Der «Einhorn-Jäger» aus Freienbach

Daniel Gutenberg: «Wenn etwas Neues kommt, das komplett disruptiv ist, muss ein Experte sagen, dass es Mist ist. Sonst diskreditiert er sich selbst.» (Bilder: zvg)
Kenner nennen ihn den «Unicorn Hunter», da er in Startups investiert, die das Potenzial haben, einmal Milliardenumsätze zu generieren. Im Interview bringt er uns die Investorentätigkeit näher und verrät, worauf er bei der «Jagd» achtet.

mit Daniel Gutenberg sprach Anouk Arbenz

Aufgewachsen in Zürich, absolvierte Daniel Gutenberg sein Studium in Elektrotechnik in der Westschweiz, bevor für drei Jahre nach Amerika reiste und dort zunächst als Ski- und dann als Surflehrer arbeitete. 1990 gründete er sein eigenes Unternehmen, Gutenberg Communication Systems AG, die er zehn Jahre lang führte und 2000 an Telindus verkaufte. 2003 wurde er Partner von VI Partners, eine Venture-Capital-Gesellschaft mit Sitz in Altendorf.

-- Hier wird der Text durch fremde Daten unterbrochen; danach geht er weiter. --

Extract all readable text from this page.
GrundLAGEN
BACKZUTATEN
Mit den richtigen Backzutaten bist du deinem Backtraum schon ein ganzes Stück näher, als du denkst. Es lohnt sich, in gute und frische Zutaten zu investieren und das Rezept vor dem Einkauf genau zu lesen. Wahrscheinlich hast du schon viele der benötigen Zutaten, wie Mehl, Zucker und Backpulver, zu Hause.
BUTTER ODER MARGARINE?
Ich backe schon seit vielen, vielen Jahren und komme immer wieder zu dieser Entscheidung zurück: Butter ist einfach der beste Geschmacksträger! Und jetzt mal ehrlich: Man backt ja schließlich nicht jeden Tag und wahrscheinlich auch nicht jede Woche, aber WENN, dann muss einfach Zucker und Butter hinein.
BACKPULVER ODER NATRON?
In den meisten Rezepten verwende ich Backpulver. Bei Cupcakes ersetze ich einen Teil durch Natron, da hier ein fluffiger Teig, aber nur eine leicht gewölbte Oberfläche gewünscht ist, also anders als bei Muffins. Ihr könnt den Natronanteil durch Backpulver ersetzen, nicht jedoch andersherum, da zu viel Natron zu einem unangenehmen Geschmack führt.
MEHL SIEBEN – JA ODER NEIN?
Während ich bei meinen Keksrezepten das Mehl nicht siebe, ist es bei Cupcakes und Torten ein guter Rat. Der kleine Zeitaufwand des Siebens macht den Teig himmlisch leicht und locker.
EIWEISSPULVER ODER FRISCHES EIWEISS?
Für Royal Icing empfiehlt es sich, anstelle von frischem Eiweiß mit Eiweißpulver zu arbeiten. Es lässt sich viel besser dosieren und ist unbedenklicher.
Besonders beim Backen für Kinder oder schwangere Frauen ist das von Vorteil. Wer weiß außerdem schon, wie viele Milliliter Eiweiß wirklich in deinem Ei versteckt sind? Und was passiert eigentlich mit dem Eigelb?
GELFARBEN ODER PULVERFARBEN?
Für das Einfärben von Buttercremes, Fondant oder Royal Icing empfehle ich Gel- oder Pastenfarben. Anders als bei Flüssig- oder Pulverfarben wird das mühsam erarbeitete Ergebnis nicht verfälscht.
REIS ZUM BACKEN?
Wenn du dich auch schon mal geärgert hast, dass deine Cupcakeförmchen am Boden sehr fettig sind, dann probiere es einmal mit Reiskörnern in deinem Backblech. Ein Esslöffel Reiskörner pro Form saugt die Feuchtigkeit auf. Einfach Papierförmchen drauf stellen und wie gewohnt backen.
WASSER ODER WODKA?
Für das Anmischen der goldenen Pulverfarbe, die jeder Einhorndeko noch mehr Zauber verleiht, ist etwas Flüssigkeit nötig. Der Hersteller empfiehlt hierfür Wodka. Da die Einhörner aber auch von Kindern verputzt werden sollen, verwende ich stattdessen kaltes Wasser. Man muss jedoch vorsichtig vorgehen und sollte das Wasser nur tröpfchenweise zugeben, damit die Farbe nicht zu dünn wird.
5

Seitdem ist Daniel Gutenberg als Business Angel und Investor von Startups aktiv. Von der Schweizerischen Vereinigung für Unternehmensfinanzierung Seca wurde er 2011 zum «Business Angel of the Year» gewählt, die «Handelszeitung» nahm Gutenberg dieses Jahr in seine «Hall of Fame» auf, da er bereits zum dritten Mal zu den «100 Digital Shapers» der Schweiz zählt.

Ihre Biographie liest sich eindrücklich.  Dennoch sagt Ihr Name wohl den meisten nicht viel. Halten Sie sich bewusst etwas bedeckt?

Mein Aktionsradius ist in der Schweiz nicht so gross wie im Ausland, ich bin eher global tätig. Ausserdem sage ich nicht für jedes Interview zu, weil ich sonst noch mehr mit E-Mails überschwemmt würde. 

Durch Ihre jahrelange Erfahrung als Investor werden Sie mittlerweile ein gutes Auge dafür haben, wer das Potenzial zum Erfolg hat. Woran erkennen Sie dies? 

Bevor es das Internet gab, ging ich an die grossen Messen in Hannover und Las Vegas. Dabei ging ich immer strukturiert vor. Alle Stände, bei denen ich nicht innerhalb von 30 Sekunden begriff, was hier verkauft respektive welches Problem gelöst wird, zog ich gar nicht erst in Betracht. Dieses Prinzip befolge ich auch heute noch, auch wenn ich nicht mehr an Messen gehe, sondern mir Businesspläne anschaue oder an Businessplan-Contests gehe. 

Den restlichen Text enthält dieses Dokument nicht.